When, many years ago, not long before the miners' strike, I learned my engineering it was at the hands of an astonishingly capable group of Yorkshiremen. My tutors had generally one thing in common; that they had all worked for the National Coal Board as mining, mechanical or electrical engineers. Their huge capability and quiet confidence meant that nothing was beyond them, absolutely nothing, - and this is hard to describe.
My teams these days in London follow a somewhat rigid and formulaic process in which each and every construction solution is prescribed and the design process is akin to bolting bits together from a variety of codes of practice and standard details. They never stray beyond the comfort of the standard and the proven. As a consequence, the whole tends to lack both simplicity and elegance as disparate elements are stuck together. It's safe, and low risk, and therefore cheap. But how differently those men from Yorkshire would have approached things.
One man was tasked with moving a massive dragline excavator about three miles. It had never been done before. The wisdom was that it would have to be disassembled and rebuilt, or scrapped and a new one built, both processes likely to take two years. He came up with a different answer; it would walk to its new home under its own power. For sure, a hill had to be flattened, several roads diverted, a new road built and the excavator converted to run from an 11,000 volt cable plugged into a nearby line of national grid pylons, but it could all be done in a year. And off it went, taking little 30" steps on its massive hydraulic feet.
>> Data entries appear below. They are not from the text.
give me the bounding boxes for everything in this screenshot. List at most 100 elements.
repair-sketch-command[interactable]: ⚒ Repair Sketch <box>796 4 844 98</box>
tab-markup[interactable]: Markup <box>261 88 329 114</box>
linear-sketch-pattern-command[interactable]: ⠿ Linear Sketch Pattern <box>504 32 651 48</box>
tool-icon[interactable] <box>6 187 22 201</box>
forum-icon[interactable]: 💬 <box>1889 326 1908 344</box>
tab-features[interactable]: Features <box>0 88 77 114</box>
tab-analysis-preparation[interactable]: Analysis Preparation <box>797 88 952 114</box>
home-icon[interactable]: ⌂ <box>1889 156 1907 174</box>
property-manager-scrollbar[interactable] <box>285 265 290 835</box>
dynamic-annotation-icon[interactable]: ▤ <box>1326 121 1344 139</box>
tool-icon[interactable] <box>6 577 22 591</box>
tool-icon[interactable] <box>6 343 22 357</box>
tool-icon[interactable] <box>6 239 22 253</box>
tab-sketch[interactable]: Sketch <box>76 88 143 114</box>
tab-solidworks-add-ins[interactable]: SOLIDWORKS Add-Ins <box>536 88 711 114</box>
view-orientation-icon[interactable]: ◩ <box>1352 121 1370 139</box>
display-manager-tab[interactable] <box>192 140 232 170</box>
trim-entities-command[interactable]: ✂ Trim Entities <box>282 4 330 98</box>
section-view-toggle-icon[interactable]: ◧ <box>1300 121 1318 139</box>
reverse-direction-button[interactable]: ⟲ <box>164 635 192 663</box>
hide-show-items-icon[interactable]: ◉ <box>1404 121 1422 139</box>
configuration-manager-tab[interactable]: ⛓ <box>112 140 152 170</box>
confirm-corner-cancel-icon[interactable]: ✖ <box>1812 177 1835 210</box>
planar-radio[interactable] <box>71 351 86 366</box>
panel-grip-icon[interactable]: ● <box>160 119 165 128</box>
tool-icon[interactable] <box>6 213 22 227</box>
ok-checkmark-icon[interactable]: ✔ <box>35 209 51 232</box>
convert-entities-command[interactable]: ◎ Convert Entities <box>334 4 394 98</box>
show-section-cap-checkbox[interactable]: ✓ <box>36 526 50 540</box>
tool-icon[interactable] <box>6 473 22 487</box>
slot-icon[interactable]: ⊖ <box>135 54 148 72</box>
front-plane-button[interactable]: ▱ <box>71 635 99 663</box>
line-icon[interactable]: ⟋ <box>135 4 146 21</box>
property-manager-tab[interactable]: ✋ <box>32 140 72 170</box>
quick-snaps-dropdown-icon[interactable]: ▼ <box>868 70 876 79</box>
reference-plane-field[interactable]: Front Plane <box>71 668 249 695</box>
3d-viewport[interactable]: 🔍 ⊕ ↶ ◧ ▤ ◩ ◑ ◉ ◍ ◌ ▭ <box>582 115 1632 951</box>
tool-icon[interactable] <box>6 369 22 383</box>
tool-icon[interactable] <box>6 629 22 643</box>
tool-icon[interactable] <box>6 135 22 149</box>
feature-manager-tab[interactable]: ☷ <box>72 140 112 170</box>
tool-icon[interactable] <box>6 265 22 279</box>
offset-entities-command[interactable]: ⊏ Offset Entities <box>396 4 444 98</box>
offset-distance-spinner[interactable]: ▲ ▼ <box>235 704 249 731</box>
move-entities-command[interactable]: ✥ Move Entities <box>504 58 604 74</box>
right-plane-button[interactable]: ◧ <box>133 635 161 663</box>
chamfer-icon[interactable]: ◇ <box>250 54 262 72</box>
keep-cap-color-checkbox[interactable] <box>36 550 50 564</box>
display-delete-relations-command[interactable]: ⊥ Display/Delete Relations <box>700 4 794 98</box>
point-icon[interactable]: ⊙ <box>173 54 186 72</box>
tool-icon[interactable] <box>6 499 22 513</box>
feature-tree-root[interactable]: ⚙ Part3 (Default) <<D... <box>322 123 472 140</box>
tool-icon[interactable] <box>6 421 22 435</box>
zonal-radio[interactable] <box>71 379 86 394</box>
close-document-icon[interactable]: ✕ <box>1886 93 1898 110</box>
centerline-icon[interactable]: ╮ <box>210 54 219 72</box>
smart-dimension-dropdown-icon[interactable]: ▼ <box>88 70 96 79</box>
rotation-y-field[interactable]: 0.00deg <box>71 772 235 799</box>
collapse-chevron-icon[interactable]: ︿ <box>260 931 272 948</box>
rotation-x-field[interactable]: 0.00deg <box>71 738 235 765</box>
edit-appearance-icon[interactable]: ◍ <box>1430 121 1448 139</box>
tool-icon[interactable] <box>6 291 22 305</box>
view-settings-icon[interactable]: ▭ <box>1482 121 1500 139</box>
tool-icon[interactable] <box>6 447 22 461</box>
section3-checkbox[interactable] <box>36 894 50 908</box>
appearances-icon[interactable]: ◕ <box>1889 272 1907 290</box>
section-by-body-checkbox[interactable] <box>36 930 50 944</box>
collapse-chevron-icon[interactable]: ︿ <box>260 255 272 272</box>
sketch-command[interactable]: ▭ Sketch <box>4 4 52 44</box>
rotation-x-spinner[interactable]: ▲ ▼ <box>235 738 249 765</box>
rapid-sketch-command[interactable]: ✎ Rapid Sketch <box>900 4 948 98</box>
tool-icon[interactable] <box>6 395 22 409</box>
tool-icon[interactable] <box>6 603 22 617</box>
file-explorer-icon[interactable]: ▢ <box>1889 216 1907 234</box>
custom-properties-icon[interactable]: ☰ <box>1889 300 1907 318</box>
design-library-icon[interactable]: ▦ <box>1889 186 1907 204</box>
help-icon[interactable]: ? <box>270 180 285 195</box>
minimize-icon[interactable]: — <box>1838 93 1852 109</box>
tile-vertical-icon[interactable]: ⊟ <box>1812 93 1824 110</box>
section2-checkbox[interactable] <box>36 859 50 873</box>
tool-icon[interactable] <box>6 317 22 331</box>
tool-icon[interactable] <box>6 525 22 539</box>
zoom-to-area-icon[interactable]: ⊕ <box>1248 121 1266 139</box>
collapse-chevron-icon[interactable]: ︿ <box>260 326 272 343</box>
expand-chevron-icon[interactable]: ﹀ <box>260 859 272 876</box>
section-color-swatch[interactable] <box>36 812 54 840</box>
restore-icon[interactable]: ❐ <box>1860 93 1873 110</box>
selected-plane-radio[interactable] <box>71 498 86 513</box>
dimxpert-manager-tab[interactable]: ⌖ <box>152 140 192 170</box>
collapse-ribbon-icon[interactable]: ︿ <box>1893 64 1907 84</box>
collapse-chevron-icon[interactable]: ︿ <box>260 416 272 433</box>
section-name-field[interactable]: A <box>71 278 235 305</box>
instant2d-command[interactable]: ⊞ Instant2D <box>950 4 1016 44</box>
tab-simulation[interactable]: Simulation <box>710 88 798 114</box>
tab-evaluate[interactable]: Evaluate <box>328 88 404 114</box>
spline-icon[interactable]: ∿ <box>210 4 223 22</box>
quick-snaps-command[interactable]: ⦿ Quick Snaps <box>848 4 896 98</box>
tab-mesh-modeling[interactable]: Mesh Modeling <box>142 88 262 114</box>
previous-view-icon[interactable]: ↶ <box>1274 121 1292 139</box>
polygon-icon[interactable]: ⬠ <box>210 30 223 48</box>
This approach extended right through the engineering specialisms; in every garage and garden shed men were creating, innovating, welding and cutting, making where the South would buy. In Barnsley and Rochdale a twelve year-old could re-engine an old car and not be far off cutting new planetary gears for the transmission, and men who worked with 3.3kV TPN power networks at work saw nothing unusual in teaching their children how to install a 230v spur themselves. At dusk over Barnsley, the actinic crackle of arc welding light would twinkle from a thousand sheds. Alright, I exaggerate slightly. But not much. You had to live there to see what I mean - compared to the South of England, the difference was astonishing. Every man was a Fred Dibnah.
I'm lucky enough to have absorbed enough of this capability to have placed my problem solving skills at a premium here in London, but oh what we've lost as a nation if we've lost the capability of the men of the North like these. The pride of the North was well earned, and served Britain well. As this government is starting to realise that manufacturing exports, not consuming Chinese goods, is the answer to a strong and healthy economy I really hope that we haven't lost in a generation that which took a century to establish.